Q: How can I integrate PP-StructureV3 into my own project?

A:
- For Python projects, you can directly integrate using the PaddleOCR Python API.
- For projects in other programming languages, it is recommended to use service-based deployment. PaddleOCR supports client-side integration in multiple languages, including C++, C#, Java, Go, and PHP. Please refer to the official documentation for details.
- If you need to interact with large language models, PaddleOCR also provides the MCP service. For more information, please refer to the MCP Server documentation.


Q: Can the serving handle concurrent requests?

A: In the basic service deployment solution, the service processes only one request at a time, which is mainly intended for quick validation, development pipeline integration, or scenarios that do not require concurrent processing. In the high-stability serving solution, the service also processes one request at a time by default, but users can achieve horizontal scaling and concurrent processing by adjusting the configuration as outlined in the service deployment guide.

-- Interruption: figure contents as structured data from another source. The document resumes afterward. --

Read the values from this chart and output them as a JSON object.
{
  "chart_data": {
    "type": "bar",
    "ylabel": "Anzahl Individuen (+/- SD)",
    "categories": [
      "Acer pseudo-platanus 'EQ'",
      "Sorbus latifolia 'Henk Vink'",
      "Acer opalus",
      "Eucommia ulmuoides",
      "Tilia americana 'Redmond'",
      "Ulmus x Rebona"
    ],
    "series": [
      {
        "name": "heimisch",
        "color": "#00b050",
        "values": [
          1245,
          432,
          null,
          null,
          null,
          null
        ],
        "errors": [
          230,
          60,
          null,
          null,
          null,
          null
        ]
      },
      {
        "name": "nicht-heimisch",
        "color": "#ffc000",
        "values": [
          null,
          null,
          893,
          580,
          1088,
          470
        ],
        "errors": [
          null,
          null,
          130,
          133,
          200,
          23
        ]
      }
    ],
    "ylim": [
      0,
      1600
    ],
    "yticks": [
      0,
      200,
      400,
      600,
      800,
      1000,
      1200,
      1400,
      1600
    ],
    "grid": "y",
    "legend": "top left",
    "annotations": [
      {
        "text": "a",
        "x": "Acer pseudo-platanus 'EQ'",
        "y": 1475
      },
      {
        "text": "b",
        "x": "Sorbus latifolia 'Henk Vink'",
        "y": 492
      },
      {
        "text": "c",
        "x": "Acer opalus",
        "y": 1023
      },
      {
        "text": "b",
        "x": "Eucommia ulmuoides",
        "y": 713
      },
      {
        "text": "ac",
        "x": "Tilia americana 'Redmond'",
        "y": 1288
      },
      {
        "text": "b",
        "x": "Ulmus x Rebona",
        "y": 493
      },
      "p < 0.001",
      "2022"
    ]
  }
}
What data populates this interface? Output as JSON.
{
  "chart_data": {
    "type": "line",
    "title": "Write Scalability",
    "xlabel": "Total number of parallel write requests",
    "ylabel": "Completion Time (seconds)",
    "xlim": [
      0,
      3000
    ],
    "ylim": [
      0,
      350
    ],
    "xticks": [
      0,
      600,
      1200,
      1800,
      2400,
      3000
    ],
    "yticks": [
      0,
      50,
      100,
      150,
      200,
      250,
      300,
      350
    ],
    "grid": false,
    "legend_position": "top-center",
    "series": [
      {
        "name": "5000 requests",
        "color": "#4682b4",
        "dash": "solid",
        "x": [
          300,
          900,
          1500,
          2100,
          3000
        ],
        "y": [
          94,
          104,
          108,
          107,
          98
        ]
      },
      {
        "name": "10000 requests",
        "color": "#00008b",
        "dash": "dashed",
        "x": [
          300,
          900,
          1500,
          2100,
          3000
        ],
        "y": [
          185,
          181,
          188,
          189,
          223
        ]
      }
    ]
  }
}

Q: How can I reduce latency and increase throughput in serving?

A: PaddleOCR offers two types of service deployment solutions. Regardless of the solution used, enabling high-performance inference plugins can accelerate model inference and thus reduce latency. For the high-stability deployment solution, throughput can be further increased by adjusting the service configuration to run multiple instances, making full use of your hardware resources. Please refer to the documentation for more details on configuring high-stability serving.